Critical Insight: dbt-core, dbt Fusion, and dbt Cloud represent different COMPILATION environments, not execution engines:

dbt compiles SQL (Jinja → SQL transpilation) - the WAREHOUSE executes SQL
dbt-core: Local Python library, filesystem artifacts, synchronous dbtRunner API
dbt Fusion: Local Rust binary, CLI subprocess, built-in static analysis
dbt Cloud: Remote K8s service, REST API, asynchronous job execution

Architectural Constraints

ADR-0009 (dbt Owns SQL) establishes:

“Floe does not parse, transpile, or manage SQL dependencies. dbt owns ALL SQL transformation.”

ADR-0037 (Composability Principle) requires:

“Plugin architecture > configuration switches. If multiple implementations exist OR may exist, use plugin interface.”

ADR-0001 (Cube Semantic Layer) decision:

floe uses Cube.dev (not dbt Semantic Layer) for consumption APIs.

Implication: We need dbt runtime abstraction (OSS + commercial) but NOT dbt Semantic Layer APIs (handled by Cube).

Decision

Introduce DBTPlugin as the 12th plugin type in floe’s plugin architecture.

Entry Point: floe.dbt

Purpose: Abstract dbt compilation environment (WHERE and HOW dbt compiles Jinja → SQL) across local (dbt-core, dbt Fusion) and remote (dbt Cloud) invocation methods.

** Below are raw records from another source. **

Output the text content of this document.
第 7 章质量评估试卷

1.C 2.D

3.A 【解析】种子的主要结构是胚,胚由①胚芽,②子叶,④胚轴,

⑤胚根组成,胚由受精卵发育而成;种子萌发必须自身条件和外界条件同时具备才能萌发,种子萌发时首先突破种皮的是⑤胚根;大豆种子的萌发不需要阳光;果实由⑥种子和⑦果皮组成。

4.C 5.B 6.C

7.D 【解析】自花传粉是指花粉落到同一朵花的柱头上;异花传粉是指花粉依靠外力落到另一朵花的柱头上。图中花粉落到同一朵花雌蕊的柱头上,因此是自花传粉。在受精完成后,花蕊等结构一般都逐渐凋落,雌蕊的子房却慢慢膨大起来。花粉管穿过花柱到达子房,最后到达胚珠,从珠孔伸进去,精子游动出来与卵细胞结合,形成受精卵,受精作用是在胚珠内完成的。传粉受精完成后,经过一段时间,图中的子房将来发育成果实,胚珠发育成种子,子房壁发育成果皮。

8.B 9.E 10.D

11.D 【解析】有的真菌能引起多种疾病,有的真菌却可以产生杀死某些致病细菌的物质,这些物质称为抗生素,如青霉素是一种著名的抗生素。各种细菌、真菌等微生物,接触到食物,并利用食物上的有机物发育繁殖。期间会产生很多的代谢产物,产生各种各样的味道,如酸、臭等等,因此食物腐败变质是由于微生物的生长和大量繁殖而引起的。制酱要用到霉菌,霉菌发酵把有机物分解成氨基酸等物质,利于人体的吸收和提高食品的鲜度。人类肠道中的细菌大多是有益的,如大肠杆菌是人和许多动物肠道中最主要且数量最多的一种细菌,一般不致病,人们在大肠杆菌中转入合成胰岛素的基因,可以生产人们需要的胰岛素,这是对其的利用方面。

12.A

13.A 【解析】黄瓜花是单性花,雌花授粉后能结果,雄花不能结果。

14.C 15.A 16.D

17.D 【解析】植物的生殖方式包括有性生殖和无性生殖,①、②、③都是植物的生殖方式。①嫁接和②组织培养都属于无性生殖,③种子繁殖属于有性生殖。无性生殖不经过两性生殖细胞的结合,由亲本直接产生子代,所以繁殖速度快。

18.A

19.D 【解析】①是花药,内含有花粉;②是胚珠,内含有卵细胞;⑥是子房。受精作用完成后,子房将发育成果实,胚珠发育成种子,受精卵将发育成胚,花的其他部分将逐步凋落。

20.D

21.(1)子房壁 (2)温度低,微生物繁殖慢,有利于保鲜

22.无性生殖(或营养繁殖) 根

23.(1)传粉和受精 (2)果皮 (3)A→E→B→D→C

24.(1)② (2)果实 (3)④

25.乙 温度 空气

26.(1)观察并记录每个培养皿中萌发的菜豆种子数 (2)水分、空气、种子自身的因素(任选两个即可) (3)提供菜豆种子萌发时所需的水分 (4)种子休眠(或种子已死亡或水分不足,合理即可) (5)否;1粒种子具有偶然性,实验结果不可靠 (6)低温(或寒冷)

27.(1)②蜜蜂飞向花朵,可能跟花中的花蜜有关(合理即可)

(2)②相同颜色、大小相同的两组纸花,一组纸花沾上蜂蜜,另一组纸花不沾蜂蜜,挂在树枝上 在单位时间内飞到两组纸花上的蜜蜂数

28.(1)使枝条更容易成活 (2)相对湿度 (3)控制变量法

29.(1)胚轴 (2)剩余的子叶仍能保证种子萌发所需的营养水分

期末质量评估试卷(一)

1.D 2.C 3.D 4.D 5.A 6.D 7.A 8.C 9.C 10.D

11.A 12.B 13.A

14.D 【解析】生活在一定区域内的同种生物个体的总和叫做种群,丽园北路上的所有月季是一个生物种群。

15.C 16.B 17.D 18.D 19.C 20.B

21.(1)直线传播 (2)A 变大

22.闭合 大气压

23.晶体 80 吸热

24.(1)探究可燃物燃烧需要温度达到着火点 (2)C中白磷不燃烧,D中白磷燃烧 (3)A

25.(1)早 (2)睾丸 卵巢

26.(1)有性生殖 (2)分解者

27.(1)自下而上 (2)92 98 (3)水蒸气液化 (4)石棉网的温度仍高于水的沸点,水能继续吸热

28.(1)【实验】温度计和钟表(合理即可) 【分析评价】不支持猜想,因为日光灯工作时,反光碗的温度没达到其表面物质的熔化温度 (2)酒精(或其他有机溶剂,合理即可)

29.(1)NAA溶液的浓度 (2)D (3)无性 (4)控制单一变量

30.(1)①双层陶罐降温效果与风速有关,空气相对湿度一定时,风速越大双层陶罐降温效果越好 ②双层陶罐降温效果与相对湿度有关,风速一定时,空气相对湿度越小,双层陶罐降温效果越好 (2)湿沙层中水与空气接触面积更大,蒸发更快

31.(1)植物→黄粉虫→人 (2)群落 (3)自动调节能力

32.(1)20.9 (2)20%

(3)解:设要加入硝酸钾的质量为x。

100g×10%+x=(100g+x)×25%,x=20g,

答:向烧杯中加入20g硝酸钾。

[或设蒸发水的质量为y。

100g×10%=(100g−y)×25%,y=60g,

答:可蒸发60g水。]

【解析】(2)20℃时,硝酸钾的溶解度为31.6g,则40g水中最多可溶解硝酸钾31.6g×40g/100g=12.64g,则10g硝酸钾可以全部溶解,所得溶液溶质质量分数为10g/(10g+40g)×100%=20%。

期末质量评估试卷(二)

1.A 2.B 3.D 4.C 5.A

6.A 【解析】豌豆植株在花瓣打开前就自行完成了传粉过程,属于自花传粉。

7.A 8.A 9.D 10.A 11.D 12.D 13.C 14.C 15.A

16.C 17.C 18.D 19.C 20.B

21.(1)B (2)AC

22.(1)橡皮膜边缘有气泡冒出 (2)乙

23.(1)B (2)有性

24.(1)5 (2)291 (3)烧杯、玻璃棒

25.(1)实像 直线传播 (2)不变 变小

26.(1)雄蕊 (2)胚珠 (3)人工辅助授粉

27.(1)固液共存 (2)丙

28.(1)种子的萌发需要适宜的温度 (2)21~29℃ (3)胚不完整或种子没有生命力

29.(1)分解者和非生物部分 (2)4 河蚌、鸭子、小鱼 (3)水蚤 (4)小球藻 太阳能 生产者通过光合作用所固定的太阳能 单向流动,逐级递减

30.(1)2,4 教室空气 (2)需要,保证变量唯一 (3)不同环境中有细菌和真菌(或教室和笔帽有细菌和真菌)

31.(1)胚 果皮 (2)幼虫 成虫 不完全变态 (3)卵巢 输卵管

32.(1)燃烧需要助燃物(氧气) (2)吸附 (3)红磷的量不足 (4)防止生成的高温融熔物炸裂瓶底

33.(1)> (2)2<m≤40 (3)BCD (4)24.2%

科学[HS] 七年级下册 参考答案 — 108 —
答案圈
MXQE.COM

Naming Rationale: “Compilation” not “Runtime” - floe manages:

Orchestration runtime: OrchestratorPlugin (Dagster, Airflow, Step Functions, etc.)
Execution runtime: ComputePlugin (Snowflake, DuckDB, BigQuery - where SQL executes)
Compilation: dbt ONLY compiles Jinja → SQL. It does NOT manage runtime.

Scope:

✅ dbt project compilation (Jinja → SQL transpilation, manifest.json generation)
✅ SQL linting and validation (dialect-aware static analysis)
✅ SQL submission to warehouse (dbt submits compiled SQL, warehouse executes)
✅ Artifact retrieval (manifest.json, run_results.json, catalog.json)
✅ Metadata access (model timing, test results, lineage)
❌ SQL execution (warehouse responsibility, not dbt)
❌ Semantic Layer APIs (handled by Cube via ADR-0001)

Plugin Interface Design

DBTPlugin ABC

from __future__ import annotations

from abc import ABC, abstractmethod
from enum import Enum
from pathlib import Path
from typing import Any

from pydantic import BaseModel, Field

from floe_core.schemas import ComputeConfig, DBTProjectConfig


class LintSeverity(Enum):
    """SQL linting severity levels."""
    ERROR = "error"
    WARNING = "warning"
    INFO = "info"


class LintIssue(BaseModel):
    """Individual SQL linting issue."""
    file_path: str
    line: int
    column: int
    severity: LintSeverity
    rule_code: str
    message: str


class ProjectLintResult(BaseModel):
    """Project-wide SQL linting results."""
    total_issues: int
    errors: int
    warnings: int
    infos: int
    issues: list[LintIssue]
    passed: bool  # True if no errors (warnings allowed)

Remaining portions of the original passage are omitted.